Переводчик от всей души (хотя и не такой великой, как у Гёте)  благодарит Василия Черкасова, Катю Гайдукову и других участников семинара по немецкой прозе XX века во Всероссийской государственной библиотеке иностранной литературы. Без них этот текст не состоялся бы.

 

[1]  Сознательная ошибка в заглавии маркирует недостоверность всего происходящего в рассказе. — Здесь и далее примечания переводчика.

[2] Гёте скончался 22 марта 1832 года в возрасте 82 лет от сердечной недостаточности.

[3] Фридрих Вильгельм Ример (1774–1845) — секретарь Гёте (с 1814), соредактор (вместе с Эккерманом) полного собрания сочинений Гёте в 40 томах (1839–1840). «Ример весьма славный малый. Мы сейчас вместе перечитываем и готовим новое издание “Вильгельма Мейстера“. Поскольку я писал эту вещицу, как и прочие сочинения, в лунатическом состоянии, его замечания о моём стиле были для меня в высшей степени важны и поучительны» (письмо Гёте Карлу Людвигу фон Кнебелю 16 марта 1814).
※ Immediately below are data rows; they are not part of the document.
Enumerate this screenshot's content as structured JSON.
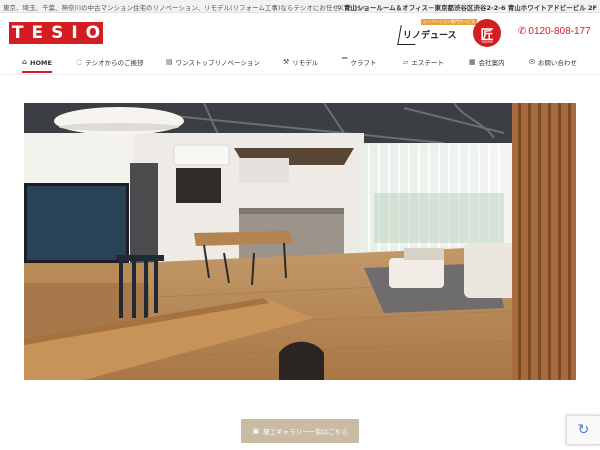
{
  "topbar": {
    "tagline": "東京、埼玉、千葉、神奈川の中古マンション住宅のリノベーション、リモデル(リフォーム工事)ならテシオにお任せください。",
    "address": "青山ショールーム＆オフィス－東京都渋谷区渋谷2-2-6 青山ホワイトアドビービル 2F"
  },
  "header": {
    "logo_text": "TESIO",
    "brand2_badge": "リノベーション専門サービス",
    "brand2_text": "リノデュース",
    "brand3_text": "匠",
    "brand3_sub": "TAKUMI",
    "phone": "0120-808-177"
  },
  "nav": {
    "items": [
      {
        "label": "HOME",
        "icon": "home-icon"
      },
      {
        "label": "テシオからのご挨拶",
        "icon": "chat-icon"
      },
      {
        "label": "ワンストップリノベーション",
        "icon": "building-icon"
      },
      {
        "label": "リモデル",
        "icon": "hammer-icon"
      },
      {
        "label": "クラフト",
        "icon": "paint-roller-icon"
      },
      {
        "label": "エステート",
        "icon": "map-icon"
      },
      {
        "label": "会社案内",
        "icon": "building-icon"
      },
      {
        "label": "お問い合わせ",
        "icon": "mail-icon"
      }
    ]
  },
  "hero": {
    "description": "renovated apartment interior with wooden floor, kitchen counter, dining table and living area"
  },
  "gallery_button": {
    "label": "施工ギャラリー一覧はこちら",
    "icon": "gallery-icon"
  },
  "colors": {
    "brand_red": "#d21d22",
    "button_beige": "#c9bba4"
  }
}
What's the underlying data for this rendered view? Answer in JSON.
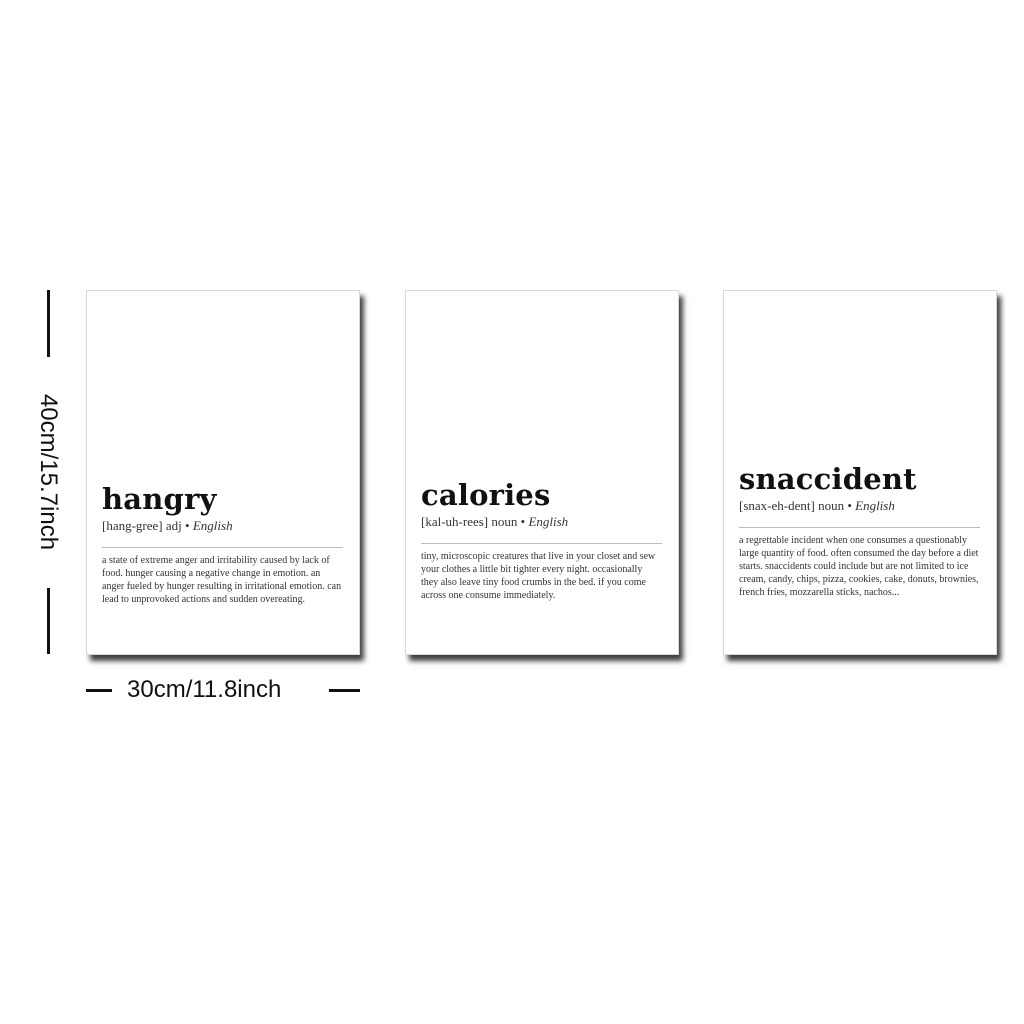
{
  "dimensions": {
    "height_label": "40cm/15.7inch",
    "width_label": "30cm/11.8inch"
  },
  "posters": [
    {
      "word": "hangry",
      "pronunciation": "[hang-gree]",
      "part_of_speech": "adj",
      "separator": "•",
      "language": "English",
      "definition": "a state of extreme anger and irritability caused by lack of food. hunger causing a negative change in emotion. an anger fueled by hunger resulting in irritational emotion. can lead to unprovoked actions and sudden overeating."
    },
    {
      "word": "calories",
      "pronunciation": "[kal-uh-rees]",
      "part_of_speech": "noun",
      "separator": "•",
      "language": "English",
      "definition": "tiny, microscopic creatures that live in your closet and sew your clothes a little bit tighter every night. occasionally they also leave tiny food crumbs in the bed. if you come across one consume immediately."
    },
    {
      "word": "snaccident",
      "pronunciation": "[snax-eh-dent]",
      "part_of_speech": "noun",
      "separator": "•",
      "language": "English",
      "definition": "a regrettable incident when one consumes a questionably large quantity of food. often consumed the day before a diet starts. snaccidents could include but are not limited to ice cream, candy, chips, pizza, cookies, cake, donuts, brownies, french fries, mozzarella sticks, nachos..."
    }
  ]
}
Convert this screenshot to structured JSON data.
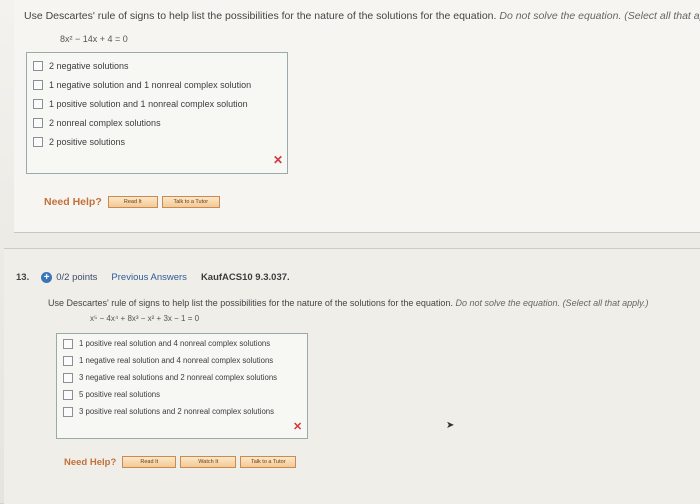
{
  "q12": {
    "prompt": "Use Descartes' rule of signs to help list the possibilities for the nature of the solutions for the equation.",
    "prompt_note": "Do not solve the equation.",
    "select_hint": "(Select all that apply.)",
    "equation": "8x² − 14x + 4 = 0",
    "options": [
      "2 negative solutions",
      "1 negative solution and 1 nonreal complex solution",
      "1 positive solution and 1 nonreal complex solution",
      "2 nonreal complex solutions",
      "2 positive solutions"
    ],
    "feedback_icon": "x-icon",
    "need_help": "Need Help?",
    "help_buttons": [
      "Read It",
      "Talk to a Tutor"
    ]
  },
  "q13": {
    "number": "13.",
    "points": "0/2 points",
    "previous_answers": "Previous Answers",
    "reference": "KaufACS10 9.3.037.",
    "prompt": "Use Descartes' rule of signs to help list the possibilities for the nature of the solutions for the equation.",
    "prompt_note": "Do not solve the equation.",
    "select_hint": "(Select all that apply.)",
    "equation": "x⁵ − 4x⁴ + 8x³ − x² + 3x − 1 = 0",
    "options": [
      "1 positive real solution and 4 nonreal complex solutions",
      "1 negative real solution and 4 nonreal complex solutions",
      "3 negative real solutions and 2 nonreal complex solutions",
      "5 positive real solutions",
      "3 positive real solutions and 2 nonreal complex solutions"
    ],
    "feedback_icon": "x-icon",
    "need_help": "Need Help?",
    "help_buttons": [
      "Read It",
      "Watch It",
      "Talk to a Tutor"
    ]
  },
  "colors": {
    "wrong": "#d23a3a",
    "help_label": "#c4703a",
    "link": "#2f5b97",
    "points_icon": "#3a74b8"
  }
}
[4]  Фридрих Теодор Давид Кройтер (1790–1856) — секретарь (с 1811) и библиотекарь (с 1816) Гёте. Кройтер, по словам Гёте, был единственным, кто мог найти любой листок в его архиве и библиотеке. Гёте был обеспокоен низким доходом Кройтера, обеспечивал его деньгами на жильё и давал рекомендательные письма для работы по совместительству.

[5] «Логико-философский трактат» (лат.) Людвига Витгенштейна (1889–1951). Опубликован в 1921 году.

[6] Иоганн Петер Эккерман (1792–1854) — секретарь Гёте, автор бестселлера «Разговоры с Гёте в последние годы его жизни, 1823–32» (три тома, 1836–1848), соредактор (вместе с Римером) полного собрания сочинений Гёте.

[7] Возможно, Эккерман рассказал Гёте о мужеложестве Витгенштейна. Мотив клеветнических обвинений в гомосексуальном насилии и педофилии встречается в сборниках Бернхарда «Происшествия» и «Имитатор голосов».

[8]  Площадь, где находится дом Гёте. Названа в честь часовни Богоматери, просуществовавшей с XIV по XVI век. Дословный перевод «Женская площадь», что будет обыграно в дальнейшем.

[9]  Кристоф Мартин Виланд (1733–1813) — поэт рококо, издатель первого в Германии журнала литературы и искусства «Немецкий Меркурий».

[10] Витгенштейн с 1939 по 1947 занимал должность профессора Кембриджского университета.

[11] Ср. параграф 6.51 «Логико-философского трактата»: «Скептицизм не неопровержим, скорее, совершенно бессмыслен; поскольку он хочет сомневаться, там, где не должно спрашивать. Ибо сомнение может быть лишь там, где существует вопрос; вопрос — лишь там, где находится ответ, а ответ — лишь там, где нечто можно сказать» (пер. Вадима Руднева).

[12]  Артур Шопенгауэр умер в 1860, австрийский прозаик Адальберт Штифтер в 1868.

[13] Корнелия Шельхорн (1668–1754) — бабушка Гёте по мужской линии.

[14]  Мать Гёте Катарина Элизабет (1731–1808) была дочерью Иоганна Вольфганга Текстора, занимавшего должность шультгейса, то есть старшины и верховного судьи города.

[15]  Вероятно, Эрнст Август I (1771 — 1851) — пятый сын короля Великобритании и Ганновера Георга III, в 1799 вошёл в палату лордов с титулом герцога Камберленда, король Ганновера с 1837.

[16]  Теодора Ульрика София фон Леветцов (1804—1899) — последняя любовь Гёте; ей посвящена «Мариенбадская элегия».

[17]  Шарлотта Альбертина Эрнестина фон Штейн (1742–1827) — придворная дама герцогини Анны Амалии Саксен-Веймар-Эйзенахской, близкая подруга Гёте.

[18] Клейст был подавлен плохим отзывом Гёте о трагедии «Пентесилея» (1806–1807). По словам Гёте, Клейст вызывал у него «дрожь и отвращение, как тело, прекрасное от природы, но изуродованное неизлечимой болезнью» («Драматургические листки Людвига Тика», 1826).  «В Клейсте Гёте отпугивали именно те черты, которые он с великим трудом преодолел в себе: непомерная экзальтированность, неуравновешенность, эмоциональный разброд. Словом — “вертеровское” начало» (Карл Отто Конради, «Гёте. Жизнь и творчество»).

[19] Иоганн Готфрид Гердер (1744—1803) — писатель, теолог, историк культуры.

[20]  Заключительные строки стихотворения Гёльдерлина «Середина жизни».

[21] Шиллер умер от туберкулёза в 1805 году в возрасте 45 лет.

[22] «Зуркамп» — немецкое издательство интеллектуальной литературы. Основано в 1950 году.

[23] Параграф 4.461. Пер. Вадима Руднева.

[24]  Вольтер умер в 1778 году.

[25] Витгенштейн умер от рака предстательной железы, в Кембридже, 29 апреля 1951 года.

[26] Гора в Тюрингии, где в 1780 году Гёте сочинил стихотворение «Горные вершины».

[27] Гостиница в Веймаре, где останавливались многие гости и поклонники Гёте.